Charlie Lee (born 5 January 1987) is an English professional football coach and former player, who played as a defender or midfielder. He is an academy coach at EFL League Two club Leyton Orient.

Playing career

Tottenham Hotspur
Born in Whitechapel, London, Lee started his career with the Tottenham Hotspur youth system in 2003. He signed a professional contract with the club in July 2005. He appeared on the first team bench for the first time in the UEFA Cup tie against Slavia Prague on 28 September 2006 and also appeared as an unused substitute against Sporting Braga, a match which Tottenham won 3–2. Lee was also an unused sub for a handful of top flight fixtures.

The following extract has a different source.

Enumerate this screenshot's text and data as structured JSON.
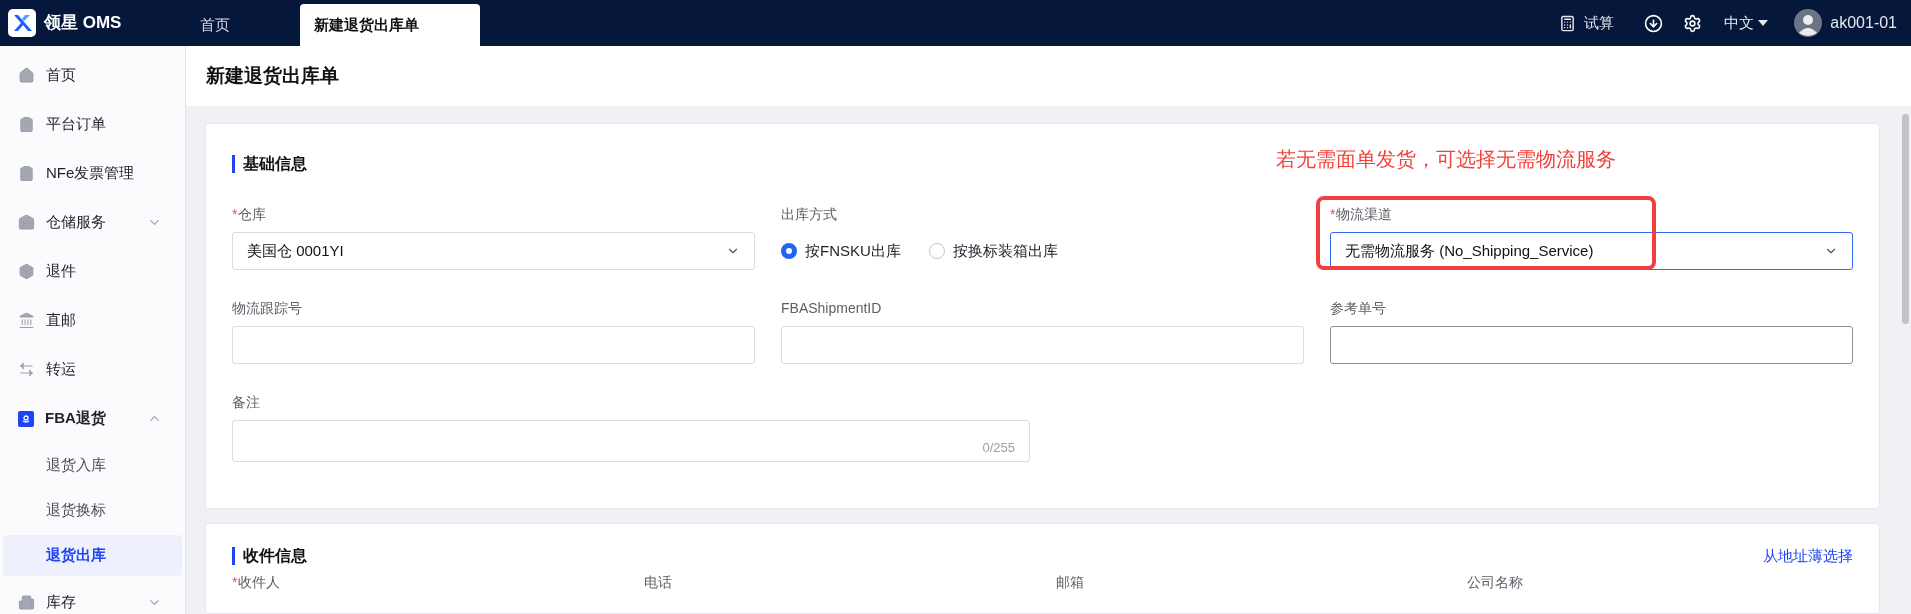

On 18 November, Lee played his first game for Millwall in their 2–2 draw with Doncaster Rovers, filling in for the injured Richard Shaw.

He was released from his contract by Tottenham on 19 May 2007.

Peterborough United
Lee completed a move to Peterborough United on 23 May, signing a three-year contract. He has played the majority of his games for them in centre midfield, scoring eight goals in the 2007–08 season and was named the club's player of the year.

In the 2008–09 season, Lee played the majority of the time anywhere along the back four. On 25 April, he scored the only goal in the 1–0 win against Colchester United which paired with the 1–0 defeat of Milton Keynes Dons by Walsall at the stadium:mk promoted the club to the Championship. He won the club's player of the year award for the second successive year.

Gillingham
He re-joined Gillingham, on a three-year contract, in July 2011. He was released by the club at the end of the 2013–14 season.

Stevenage
Lee signed for newly relegated League Two club Stevenage on 12 July 2014.

Yeovil Town
Following promotion with Leyton Orient to League Two, Lee was released at the end of the 2018–19 season. He signed for Yeovil Town on 13 August 2019 as a free transfer, on a one-year contract. At the end of the 2020–21 season, Lee left Yeovil Town following the expiry of his contract.

Billericay Town
After expressing a desire to move closer to home, Lee signed for National League South side Billericay Town ahead of the 2021–22 season.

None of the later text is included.